A generation of young men were killed during World War I
There are three such veterans alive in the country - all over 105 years old.
Last November, the Canadian parliament unanimously passed a motion calling on the government to hold a state funeral for the last of these veterans to die.
However, the veterans themselves have decided that they do not want to be given the honour.
It all seemed to have been settled.
Towards the end of last year Canada's parliament responded to a huge public petition for a state funeral to be held for the last of the country's World War I veterans.
The parliamentary vote in favour of the idea seemed to decide the matter.
But there is a snag. None of the surviving veterans wants a state funeral.
The eldest, Lloyd Clemett, is 107. His niece and guardian, Merle Kaczanowski, says he just wants a simple funeral.
"He himself feels that there should not be attention to the last person but the attention should be given to all of them," said Ms Kaczanowski.
"There is always a possibility that people change but I don't really see that for Lloyd," she added.

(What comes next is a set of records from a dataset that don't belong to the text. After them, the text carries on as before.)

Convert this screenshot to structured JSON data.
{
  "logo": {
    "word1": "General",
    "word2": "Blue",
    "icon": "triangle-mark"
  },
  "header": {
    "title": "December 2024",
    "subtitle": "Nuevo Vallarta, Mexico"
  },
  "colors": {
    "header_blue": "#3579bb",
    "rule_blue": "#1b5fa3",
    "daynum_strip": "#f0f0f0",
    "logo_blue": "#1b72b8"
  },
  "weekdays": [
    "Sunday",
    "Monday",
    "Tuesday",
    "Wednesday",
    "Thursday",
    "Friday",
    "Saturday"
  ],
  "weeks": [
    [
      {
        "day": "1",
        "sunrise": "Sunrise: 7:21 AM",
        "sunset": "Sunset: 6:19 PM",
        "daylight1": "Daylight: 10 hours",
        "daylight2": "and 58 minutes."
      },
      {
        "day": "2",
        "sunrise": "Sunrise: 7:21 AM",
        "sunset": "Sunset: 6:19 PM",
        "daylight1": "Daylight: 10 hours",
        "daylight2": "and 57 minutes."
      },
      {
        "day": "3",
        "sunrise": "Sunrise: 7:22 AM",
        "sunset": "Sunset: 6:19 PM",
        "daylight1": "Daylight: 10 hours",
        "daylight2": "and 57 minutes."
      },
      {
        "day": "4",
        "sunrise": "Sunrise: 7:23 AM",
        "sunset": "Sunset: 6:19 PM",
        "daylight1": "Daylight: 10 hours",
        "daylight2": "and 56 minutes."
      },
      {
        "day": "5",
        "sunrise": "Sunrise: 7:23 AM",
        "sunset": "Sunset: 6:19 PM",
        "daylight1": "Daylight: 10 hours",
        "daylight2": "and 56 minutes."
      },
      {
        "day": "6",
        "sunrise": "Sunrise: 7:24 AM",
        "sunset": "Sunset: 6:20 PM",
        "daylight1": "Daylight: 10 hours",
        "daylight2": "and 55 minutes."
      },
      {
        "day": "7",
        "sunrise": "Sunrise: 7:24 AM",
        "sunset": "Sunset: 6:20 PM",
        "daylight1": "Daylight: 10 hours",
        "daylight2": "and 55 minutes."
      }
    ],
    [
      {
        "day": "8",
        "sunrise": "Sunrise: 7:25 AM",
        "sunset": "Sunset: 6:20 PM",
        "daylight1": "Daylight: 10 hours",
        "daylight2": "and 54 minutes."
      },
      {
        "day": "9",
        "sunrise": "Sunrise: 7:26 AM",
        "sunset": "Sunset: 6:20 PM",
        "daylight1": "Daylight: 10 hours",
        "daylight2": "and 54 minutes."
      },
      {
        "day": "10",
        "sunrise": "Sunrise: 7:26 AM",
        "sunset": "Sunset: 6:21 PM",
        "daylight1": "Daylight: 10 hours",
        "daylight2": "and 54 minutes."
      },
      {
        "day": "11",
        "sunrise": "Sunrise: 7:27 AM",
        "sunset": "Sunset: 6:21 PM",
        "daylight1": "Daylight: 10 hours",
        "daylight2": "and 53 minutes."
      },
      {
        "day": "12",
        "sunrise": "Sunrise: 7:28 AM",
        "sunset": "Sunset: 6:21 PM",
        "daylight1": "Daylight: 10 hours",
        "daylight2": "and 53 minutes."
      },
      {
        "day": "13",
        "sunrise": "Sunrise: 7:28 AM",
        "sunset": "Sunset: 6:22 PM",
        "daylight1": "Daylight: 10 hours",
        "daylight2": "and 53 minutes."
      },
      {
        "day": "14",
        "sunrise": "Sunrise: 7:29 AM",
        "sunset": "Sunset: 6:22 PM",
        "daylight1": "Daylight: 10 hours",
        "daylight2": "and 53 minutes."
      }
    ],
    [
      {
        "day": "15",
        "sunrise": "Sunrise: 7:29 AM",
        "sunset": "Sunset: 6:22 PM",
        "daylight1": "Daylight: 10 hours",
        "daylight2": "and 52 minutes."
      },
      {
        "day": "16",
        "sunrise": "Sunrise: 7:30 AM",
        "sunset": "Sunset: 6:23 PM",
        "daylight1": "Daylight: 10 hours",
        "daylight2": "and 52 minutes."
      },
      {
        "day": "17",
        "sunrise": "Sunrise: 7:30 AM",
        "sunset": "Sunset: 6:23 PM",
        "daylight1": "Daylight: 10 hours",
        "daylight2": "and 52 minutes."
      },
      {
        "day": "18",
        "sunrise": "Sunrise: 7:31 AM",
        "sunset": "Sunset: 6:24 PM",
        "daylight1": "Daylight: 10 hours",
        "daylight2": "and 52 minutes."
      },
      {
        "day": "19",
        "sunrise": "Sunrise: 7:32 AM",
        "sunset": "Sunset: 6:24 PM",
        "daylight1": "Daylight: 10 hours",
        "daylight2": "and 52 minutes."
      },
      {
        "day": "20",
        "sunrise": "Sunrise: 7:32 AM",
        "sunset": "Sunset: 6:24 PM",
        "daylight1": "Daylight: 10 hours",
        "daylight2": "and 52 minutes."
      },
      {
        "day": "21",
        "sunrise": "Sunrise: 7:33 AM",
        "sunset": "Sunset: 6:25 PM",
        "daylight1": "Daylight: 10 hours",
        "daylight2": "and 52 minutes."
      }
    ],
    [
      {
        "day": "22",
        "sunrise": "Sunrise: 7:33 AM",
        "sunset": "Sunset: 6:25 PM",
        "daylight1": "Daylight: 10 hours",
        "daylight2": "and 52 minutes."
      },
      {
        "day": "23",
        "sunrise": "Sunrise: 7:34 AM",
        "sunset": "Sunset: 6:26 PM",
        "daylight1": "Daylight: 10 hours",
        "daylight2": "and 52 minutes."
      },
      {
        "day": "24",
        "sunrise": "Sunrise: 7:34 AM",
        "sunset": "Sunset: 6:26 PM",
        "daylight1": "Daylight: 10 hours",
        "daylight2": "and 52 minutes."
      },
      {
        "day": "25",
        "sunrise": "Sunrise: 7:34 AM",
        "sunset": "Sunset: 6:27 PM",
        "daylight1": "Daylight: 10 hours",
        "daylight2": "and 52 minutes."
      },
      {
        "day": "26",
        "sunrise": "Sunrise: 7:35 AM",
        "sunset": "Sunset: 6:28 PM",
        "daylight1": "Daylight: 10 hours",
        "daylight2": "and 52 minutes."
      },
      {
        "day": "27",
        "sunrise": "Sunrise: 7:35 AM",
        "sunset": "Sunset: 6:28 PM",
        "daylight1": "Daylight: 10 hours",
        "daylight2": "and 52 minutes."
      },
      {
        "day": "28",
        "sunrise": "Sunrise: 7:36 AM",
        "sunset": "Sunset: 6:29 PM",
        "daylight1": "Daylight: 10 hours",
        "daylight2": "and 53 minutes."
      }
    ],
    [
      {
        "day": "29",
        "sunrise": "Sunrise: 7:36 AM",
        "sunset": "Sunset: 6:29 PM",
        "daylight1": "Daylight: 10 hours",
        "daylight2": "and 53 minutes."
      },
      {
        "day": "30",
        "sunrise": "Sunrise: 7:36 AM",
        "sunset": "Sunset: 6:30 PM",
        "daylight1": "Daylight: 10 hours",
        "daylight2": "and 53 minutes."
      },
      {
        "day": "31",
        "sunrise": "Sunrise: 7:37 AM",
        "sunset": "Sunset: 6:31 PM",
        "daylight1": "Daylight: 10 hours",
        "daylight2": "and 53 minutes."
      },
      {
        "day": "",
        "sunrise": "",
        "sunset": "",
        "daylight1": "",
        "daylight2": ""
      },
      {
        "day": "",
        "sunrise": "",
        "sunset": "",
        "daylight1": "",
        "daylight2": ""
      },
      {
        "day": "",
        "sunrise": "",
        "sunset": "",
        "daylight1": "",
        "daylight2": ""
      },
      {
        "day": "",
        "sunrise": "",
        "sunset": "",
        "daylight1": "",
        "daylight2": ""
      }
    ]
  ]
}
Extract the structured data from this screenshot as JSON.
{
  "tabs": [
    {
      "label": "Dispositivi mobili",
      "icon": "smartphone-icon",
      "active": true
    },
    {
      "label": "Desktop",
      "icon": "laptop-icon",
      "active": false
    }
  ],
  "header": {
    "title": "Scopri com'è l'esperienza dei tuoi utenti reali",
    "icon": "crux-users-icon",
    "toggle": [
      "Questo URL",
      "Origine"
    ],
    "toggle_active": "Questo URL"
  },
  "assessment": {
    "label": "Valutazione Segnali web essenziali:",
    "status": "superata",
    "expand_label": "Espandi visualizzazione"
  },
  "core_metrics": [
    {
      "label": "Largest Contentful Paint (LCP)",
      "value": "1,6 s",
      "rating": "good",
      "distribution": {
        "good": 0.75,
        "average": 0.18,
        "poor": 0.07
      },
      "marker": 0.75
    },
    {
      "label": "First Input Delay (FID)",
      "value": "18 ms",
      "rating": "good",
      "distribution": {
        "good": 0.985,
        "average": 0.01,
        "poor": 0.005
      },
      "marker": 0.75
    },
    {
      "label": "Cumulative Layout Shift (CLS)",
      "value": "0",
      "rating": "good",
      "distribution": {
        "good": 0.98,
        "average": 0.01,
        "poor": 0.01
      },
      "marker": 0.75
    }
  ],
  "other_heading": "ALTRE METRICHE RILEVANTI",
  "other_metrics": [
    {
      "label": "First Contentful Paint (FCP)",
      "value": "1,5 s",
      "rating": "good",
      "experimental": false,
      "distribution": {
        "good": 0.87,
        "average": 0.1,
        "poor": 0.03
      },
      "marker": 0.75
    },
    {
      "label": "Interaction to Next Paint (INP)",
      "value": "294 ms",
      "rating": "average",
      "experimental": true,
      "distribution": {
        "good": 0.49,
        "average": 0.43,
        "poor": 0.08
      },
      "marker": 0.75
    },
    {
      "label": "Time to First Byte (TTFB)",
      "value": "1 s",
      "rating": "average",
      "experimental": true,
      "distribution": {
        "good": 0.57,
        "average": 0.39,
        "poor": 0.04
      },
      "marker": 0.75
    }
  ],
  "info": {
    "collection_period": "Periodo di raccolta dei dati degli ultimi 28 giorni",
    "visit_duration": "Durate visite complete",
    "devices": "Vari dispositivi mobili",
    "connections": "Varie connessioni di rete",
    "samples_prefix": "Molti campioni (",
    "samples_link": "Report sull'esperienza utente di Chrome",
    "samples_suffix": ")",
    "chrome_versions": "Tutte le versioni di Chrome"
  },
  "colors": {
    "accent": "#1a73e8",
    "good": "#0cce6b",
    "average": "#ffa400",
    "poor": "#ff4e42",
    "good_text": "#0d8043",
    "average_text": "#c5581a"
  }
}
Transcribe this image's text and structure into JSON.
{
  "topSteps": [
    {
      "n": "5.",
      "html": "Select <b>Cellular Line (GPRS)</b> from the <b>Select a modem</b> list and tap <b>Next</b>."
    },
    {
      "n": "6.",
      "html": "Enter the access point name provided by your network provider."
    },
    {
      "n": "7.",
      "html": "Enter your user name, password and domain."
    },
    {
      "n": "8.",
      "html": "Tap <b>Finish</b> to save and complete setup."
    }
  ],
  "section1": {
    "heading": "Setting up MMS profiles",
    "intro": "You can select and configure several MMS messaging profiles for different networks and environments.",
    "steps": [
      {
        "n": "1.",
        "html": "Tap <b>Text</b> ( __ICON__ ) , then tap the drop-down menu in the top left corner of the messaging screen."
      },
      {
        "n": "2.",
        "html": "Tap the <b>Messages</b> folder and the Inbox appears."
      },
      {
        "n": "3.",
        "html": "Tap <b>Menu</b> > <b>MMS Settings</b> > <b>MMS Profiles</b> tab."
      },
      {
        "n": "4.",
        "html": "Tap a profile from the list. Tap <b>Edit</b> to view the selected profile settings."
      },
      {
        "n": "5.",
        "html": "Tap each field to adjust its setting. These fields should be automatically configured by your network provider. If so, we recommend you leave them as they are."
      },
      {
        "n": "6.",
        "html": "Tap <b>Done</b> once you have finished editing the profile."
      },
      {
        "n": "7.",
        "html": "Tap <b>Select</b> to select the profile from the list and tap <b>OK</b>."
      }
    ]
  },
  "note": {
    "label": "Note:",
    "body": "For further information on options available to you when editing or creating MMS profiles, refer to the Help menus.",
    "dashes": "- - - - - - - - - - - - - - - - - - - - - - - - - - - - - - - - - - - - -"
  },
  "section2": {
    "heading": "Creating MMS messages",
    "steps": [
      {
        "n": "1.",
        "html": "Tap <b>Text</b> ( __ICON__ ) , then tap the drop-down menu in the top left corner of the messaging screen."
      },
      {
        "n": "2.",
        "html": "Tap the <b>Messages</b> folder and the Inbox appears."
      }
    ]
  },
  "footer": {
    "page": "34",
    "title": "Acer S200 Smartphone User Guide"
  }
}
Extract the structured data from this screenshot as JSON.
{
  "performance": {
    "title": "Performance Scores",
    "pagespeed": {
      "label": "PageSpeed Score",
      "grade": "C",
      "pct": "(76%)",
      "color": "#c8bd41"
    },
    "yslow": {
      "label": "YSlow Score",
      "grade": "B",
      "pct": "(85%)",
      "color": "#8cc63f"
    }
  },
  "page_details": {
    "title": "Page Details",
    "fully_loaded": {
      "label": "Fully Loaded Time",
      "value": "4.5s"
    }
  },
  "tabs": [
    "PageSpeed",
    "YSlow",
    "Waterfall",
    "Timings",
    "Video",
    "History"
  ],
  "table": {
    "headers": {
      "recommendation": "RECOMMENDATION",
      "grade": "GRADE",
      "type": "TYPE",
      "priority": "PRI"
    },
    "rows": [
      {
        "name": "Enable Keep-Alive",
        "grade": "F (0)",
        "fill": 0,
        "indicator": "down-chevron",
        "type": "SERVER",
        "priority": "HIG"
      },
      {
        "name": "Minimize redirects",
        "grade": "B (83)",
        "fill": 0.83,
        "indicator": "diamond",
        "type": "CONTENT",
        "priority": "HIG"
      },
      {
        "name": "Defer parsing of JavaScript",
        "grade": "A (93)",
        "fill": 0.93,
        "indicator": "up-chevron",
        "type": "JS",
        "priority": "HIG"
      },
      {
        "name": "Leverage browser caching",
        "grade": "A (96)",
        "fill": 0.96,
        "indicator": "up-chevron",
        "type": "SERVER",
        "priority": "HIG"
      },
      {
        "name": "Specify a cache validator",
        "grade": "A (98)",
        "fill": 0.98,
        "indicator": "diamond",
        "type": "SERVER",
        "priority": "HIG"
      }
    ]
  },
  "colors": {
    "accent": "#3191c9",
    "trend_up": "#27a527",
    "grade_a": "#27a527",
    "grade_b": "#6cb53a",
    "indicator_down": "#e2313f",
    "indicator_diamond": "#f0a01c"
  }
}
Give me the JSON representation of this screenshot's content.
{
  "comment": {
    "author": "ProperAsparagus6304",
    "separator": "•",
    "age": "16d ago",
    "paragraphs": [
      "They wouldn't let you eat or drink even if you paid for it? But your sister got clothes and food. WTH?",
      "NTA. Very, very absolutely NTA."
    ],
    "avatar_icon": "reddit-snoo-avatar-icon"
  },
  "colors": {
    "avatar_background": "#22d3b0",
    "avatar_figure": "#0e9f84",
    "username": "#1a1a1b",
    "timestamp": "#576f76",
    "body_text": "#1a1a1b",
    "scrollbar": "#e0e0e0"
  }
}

Canadian government officials have acknowledged that all three surviving veterans have turned down the opportunity for a state funeral.
But Rudyard Griffiths, who is the head of the Dominion Institute, the Canadian heritage organisation that mounted the original campaign for the event, warns that the government should not ignore the will of parliament.
"If something is offered that is less than that (a state funeral), I think there will be some legitimate disappointment," said Mr Griffiths.
But privately Canadian officials admit that they are being forced to look at other options, such as a national day of mourning.
The last three living veterans are among more than 600,000 Canadians who served in World War I.